The soup kitchen, which claims to be the only one operating in Aurora, serves about 27,000 people a year. For 11 months a year, it offers hot meals on weekdays and customized food baskets — for those with shelter and those who are homeless. The shelter is also a place to have mail sent to and use the phone.

During the one month the facility is closed for maintenance and repairs, the organization sets up shop in a park down the street and offers the hot food and food baskets while still providing a chance to pick up mail.

“Our phones went down the other day and we heard our guests asking what they were going to do,” Larimer said. “There are so few public pay phones left, and you have to have money to use them.”

Rev. Felix Medina-Algaba, a pastor at Queen of Peace, said that after the property transitioned to Regis’ ownership, the two groups made appraisals of the property, a turn-of-the-century building. While the amount between the two appraisal was close, Medina-Algaba said the church’s offer of trying to pay for the building in some form of installment payments instead of a lump sum was rejected.

Medina-Algaba and Larimer both said the mission of the soup kitchen would continue no matter what happened with the property. But if they were not able to find a home near where they are now, the type of impact it could have and the community it serves would be left without a major component of services they rely on .  

“We are looking right now (for a new home). We’ve been looking around Colfax. We don’t want to go far away from there,” Medina-Algaba said. “We have an emergency plan to go to another Catholic food bank close by, but we don’t have any plan after that. We have been looking and talking with nonprofits around Colfax, but so far we don’t have a place.”

Maureen Price, a volunteer for about nine years at Friends of St. Andrews, said she has developed relationships with the guests who come in to get a warm meal. The food is critical for many people there, whether they’re homeless or they are living on such a restricted income that the lunches the helps them afford rent and medicine. But along with that, for many guests, this is the one place they feel like they belong.

“You get to know everyone here,” Price said. “They have somebody sometimes to unburden themselves to. Somebody who isn’t going to judge them or put them down because of the predicament they’re in.”

Jennifer Forker, spokesperson for Regis, sent The Sentinel a statement about the contract negotiations.

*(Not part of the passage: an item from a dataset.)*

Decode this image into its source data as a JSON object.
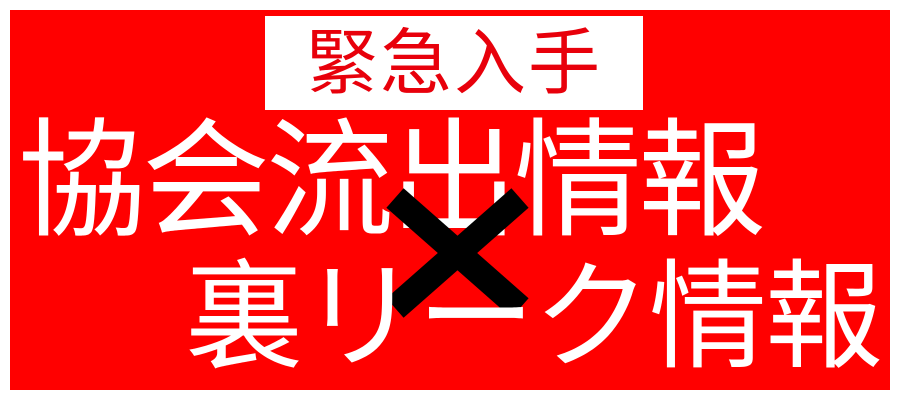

“Regis University and Queen of Peace Catholic Church both serve the people of God and both must honor the wishes of their donors,” according to the statement. “Regis has the utmost respect for the good work of the Queen of Peace hospitality center. Mr. Friend obviously valued the good work of both organizations. He permitted the building the be used for the benefit of Queen of Peace for many years, and upon his death, he wanted to use the sale of the property to fund scholarships for Regis University students who will serve the common good.” 

Regis officials were unavailable for further comment.